Ancient Dreams in a Modern Land, the new album from Marina, opens with its title cut. An electrified drum beat and burbling synths are soon joined by Marina’s rich, low-tone vocals declaring “Our ancestors had to fight to survive/ Just so we could have a chance of a life/ We’re not here so we can blow it all/ We could bear witness to the rise and the fall.” There’s an earthiness to the track that turns the pop clock back a couple decades, before the enveloping dominance of the hit-by-algorithm culture. The song proceeds with steady confidence, its performer dead set on saying what she wants to say.
It’s been a little more than a decade since Marina Diamandis released her first album, under the name Marina and the Diamonds. Her fundamental sound has remained more of less intact across that span. She makes dance-pop with clean production and an attention-grabbing directness, sort of like Robyn without the undercurrent of stealth brilliance. Ancient Dreams in a Modern Land is more continuation than evolution, which is both entirely fine — understandable even — and a touch disappointing. If there’s any shift, it’s that Marina, thought never a particularly cryptic lyricist, is yet more direct. “I Love You But I Love Me More” is a easygoing disco saga of barbed empowerment, and “Venus Fly Trap” is a workout of fierce feminist assertion (“Don’t underestimate me/ ‘Cause one day you’re gonna see/ You’re in a losing battle/ Babe, you’ll never stop me being me”).
The thumping rhythm, headlong energy, and words delivered like a disaffected litany make “Purge the Poison” sometimes comes across weirdly like a millennial “We Didn’t Start to Fire” that includes the abstracts with the topic headings: “2007 when size zero was the rage/ Britney shaved her head and/ All we did was call her crazed/ Harvey Weinstein, gone to jail/ Me Too went on to unveil/ Truth and all its glory/ The ending of a story”).
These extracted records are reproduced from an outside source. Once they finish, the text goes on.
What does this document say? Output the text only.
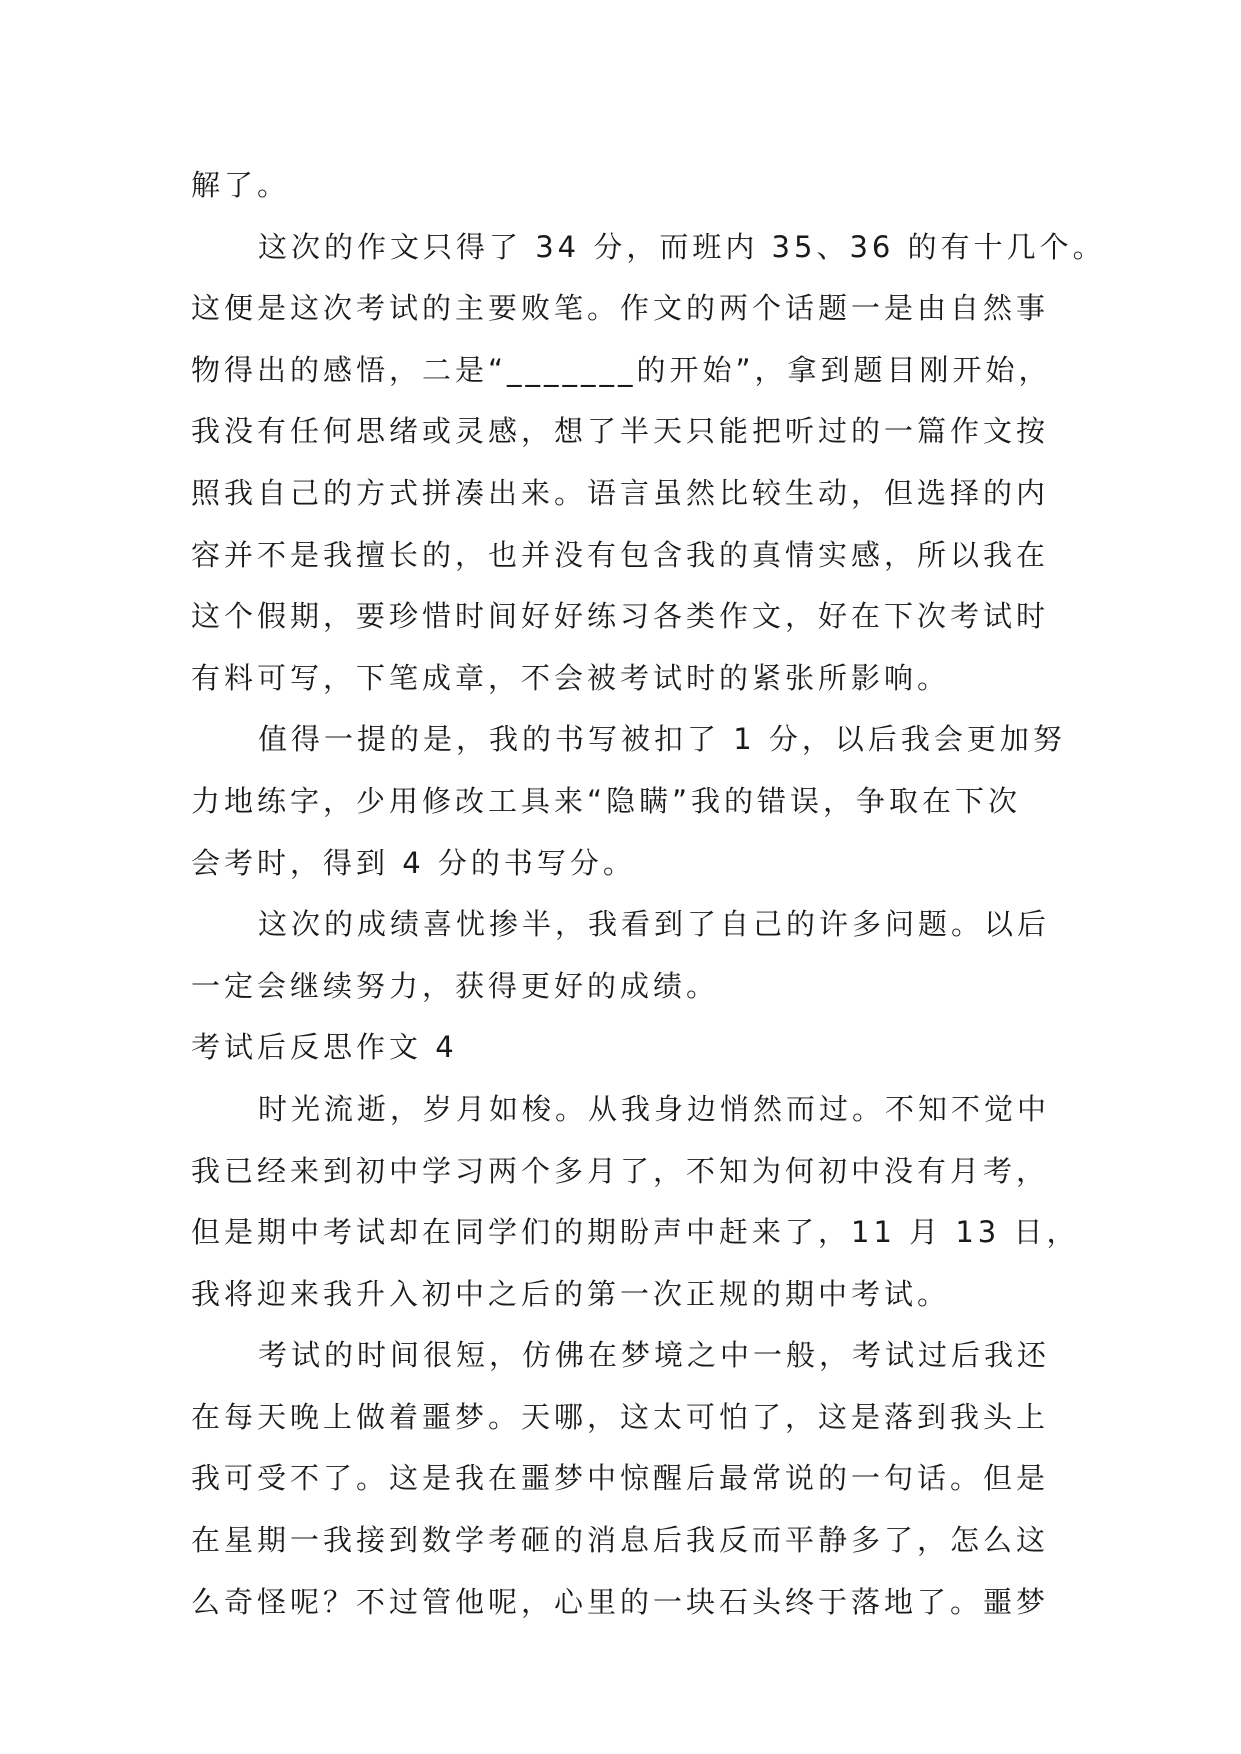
解了。
这次的作文只得了 34 分，而班内 35、36 的有十几个。
这便是这次考试的主要败笔。作文的两个话题一是由自然事
物得出的感悟，二是“_______的开始”，拿到题目刚开始，
我没有任何思绪或灵感，想了半天只能把听过的一篇作文按
照我自己的方式拼凑出来。语言虽然比较生动，但选择的内
容并不是我擅长的，也并没有包含我的真情实感，所以我在
这个假期，要珍惜时间好好练习各类作文，好在下次考试时
有料可写，下笔成章，不会被考试时的紧张所影响。
值得一提的是，我的书写被扣了 1 分，以后我会更加努
力地练字，少用修改工具来“隐瞒”我的错误，争取在下次
会考时，得到 4 分的书写分。
这次的成绩喜忧掺半，我看到了自己的许多问题。以后
一定会继续努力，获得更好的成绩。
考试后反思作文 4
时光流逝，岁月如梭。从我身边悄然而过。不知不觉中
我已经来到初中学习两个多月了，不知为何初中没有月考，
但是期中考试却在同学们的期盼声中赶来了，11 月 13 日，
我将迎来我升入初中之后的第一次正规的期中考试。
考试的时间很短，仿佛在梦境之中一般，考试过后我还
在每天晚上做着噩梦。天哪，这太可怕了，这是落到我头上
我可受不了。这是我在噩梦中惊醒后最常说的一句话。但是
在星期一我接到数学考砸的消息后我反而平静多了，怎么这
么奇怪呢？不过管他呢，心里的一块石头终于落地了。噩梦
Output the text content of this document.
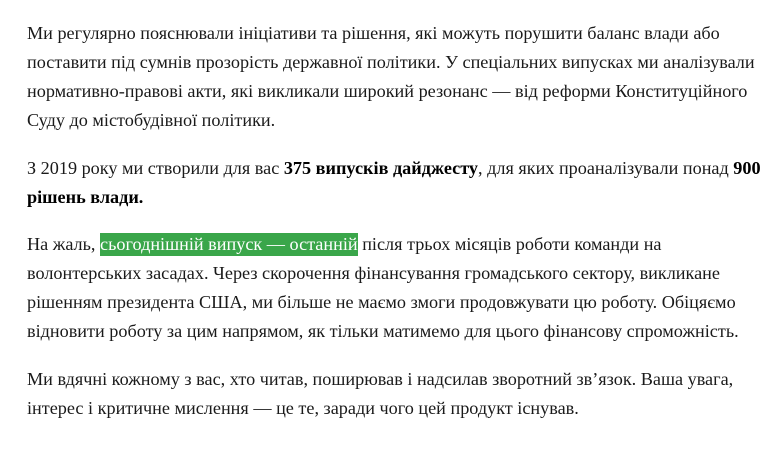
Ми регулярно пояснювали ініціативи та рішення, які можуть порушити баланс влади або поставити під сумнів прозорість державної політики. У спеціальних випусках ми аналізували нормативно-правові акти, які викликали широкий резонанс — від реформи Конституційного Суду до містобудівної політики.

З 2019 року ми створили для вас 375 випусків дайджесту, для яких проаналізували понад 900 рішень влади.

На жаль, сьогоднішній випуск — останній після трьох місяців роботи команди на волонтерських засадах. Через скорочення фінансування громадського сектору, викликане рішенням президента США, ми більше не маємо змоги продовжувати цю роботу. Обіцяємо відновити роботу за цим напрямом, як тільки матимемо для цього фінансову спроможність.

Ми вдячні кожному з вас, хто читав, поширював і надсилав зворотний зв’язок. Ваша увага, інтерес і критичне мислення — це те, заради чого цей продукт існував.
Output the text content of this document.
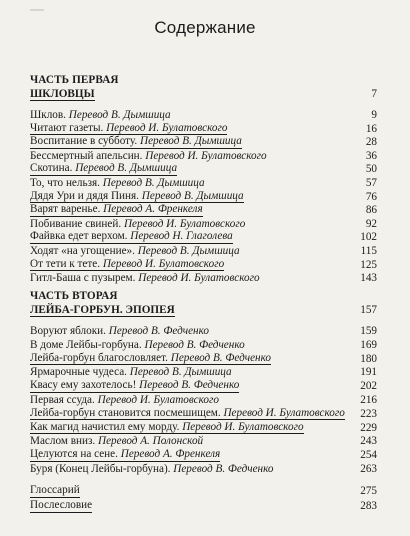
Содержание
ЧАСТЬ ПЕРВАЯ
ШКЛОВЦЫ	7
Шклов. Перевод В. Дымшица	9
Читают газеты. Перевод И. Булатовского	16
Воспитание в субботу. Перевод В. Дымшица	28
Бессмертный апельсин. Перевод И. Булатовского	36
Скотина. Перевод В. Дымшица	50
То, что нельзя. Перевод В. Дымшица	57
Дядя Ури и дядя Пиня. Перевод В. Дымшица	76
Варят варенье. Перевод А. Френкеля	86
Побивание свиней. Перевод И. Булатовского	92
Файвка едет верхом. Перевод Н. Глаголева	102
Ходят «на угощение». Перевод В. Дымшица	115
От тети к тете. Перевод И. Булатовского	125
Гитл-Баша с пузырем. Перевод И. Булатовского	143
ЧАСТЬ ВТОРАЯ
ЛЕЙБА-ГОРБУН. ЭПОПЕЯ	157
Воруют яблоки. Перевод В. Федченко	159
В доме Лейбы-горбуна. Перевод В. Федченко	169
Лейба-горбун благословляет. Перевод В. Федченко	180
Ярмарочные чудеса. Перевод В. Дымшица	191
Квасу ему захотелось! Перевод В. Федченко	202
Первая ссуда. Перевод И. Булатовского	216
Лейба-горбун становится посмешищем. Перевод И. Булатовского 223
Как магид начистил ему морду. Перевод И. Булатовского	229
Маслом вниз. Перевод А. Полонской	243
Целуются на сене. Перевод А. Френкеля	254
Буря (Конец Лейбы-горбуна). Перевод В. Федченко	263
Глоссарий	275
Послесловие	283
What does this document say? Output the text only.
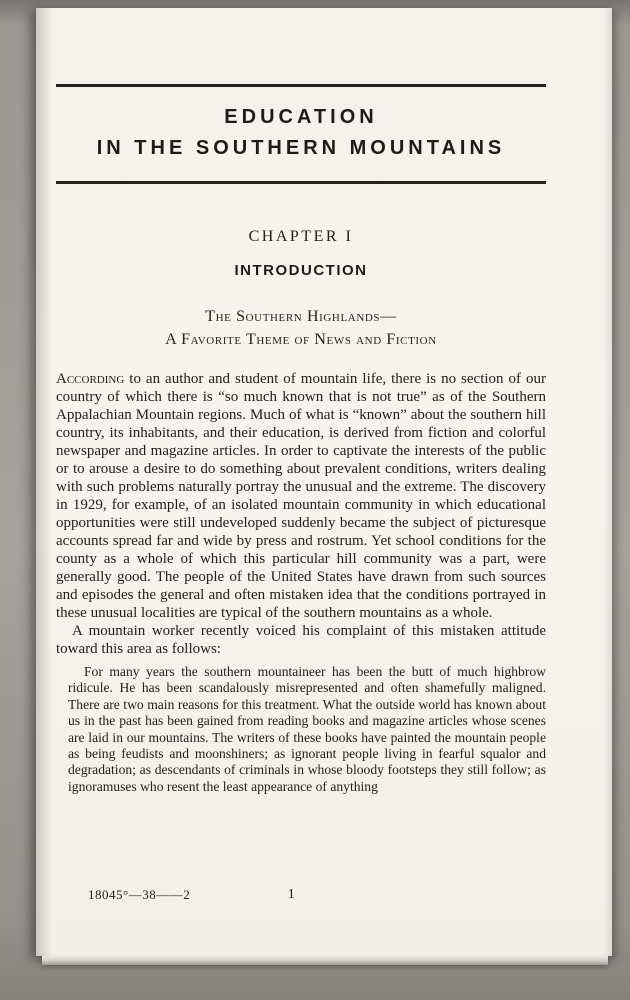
EDUCATION
IN THE SOUTHERN MOUNTAINS
CHAPTER I
INTRODUCTION
The Southern Highlands—
A Favorite Theme of News and Fiction

According to an author and student of mountain life, there is no section of our country of which there is “so much known that is not true” as of the Southern Appalachian Mountain regions. Much of what is “known” about the southern hill country, its inhabitants, and their education, is derived from fiction and colorful newspaper and magazine articles. In order to captivate the interests of the public or to arouse a desire to do something about prevalent conditions, writers dealing with such problems naturally portray the unusual and the extreme. The discovery in 1929, for example, of an isolated mountain community in which educational opportunities were still undeveloped suddenly became the subject of picturesque accounts spread far and wide by press and rostrum. Yet school conditions for the county as a whole of which this particular hill community was a part, were generally good. The people of the United States have drawn from such sources and episodes the general and often mistaken idea that the conditions portrayed in these unusual localities are typical of the southern mountains as a whole.

A mountain worker recently voiced his complaint of this mistaken attitude toward this area as follows:

For many years the southern mountaineer has been the butt of much highbrow ridicule. He has been scandalously misrepresented and often shamefully maligned. There are two main reasons for this treatment. What the outside world has known about us in the past has been gained from reading books and magazine articles whose scenes are laid in our mountains. The writers of these books have painted the mountain people as being feudists and moonshiners; as ignorant people living in fearful squalor and degradation; as descendants of criminals in whose bloody footsteps they still follow; as ignoramuses who resent the least appearance of anything

18045°—38——2	1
It probably shouldn’t work, but it does, mostly because the expression is pure and honest. She’s reacting to what she sees and learns, wrangling in real time with the conflicted emotions she feels when considering the toxicity of chauvinism. If the material never quite finds a next level that could make the album bolder, it still has a satisfyingly plucky attitude.
Marina has been at this a while, and it still seems like she’s in the beginning stages of her artistic conversation. Yes, she’s saying what she wants. There’s room to say so much more. Ancient Dreams in a Modern Land suggests she’ll fill up that extra space soon enough.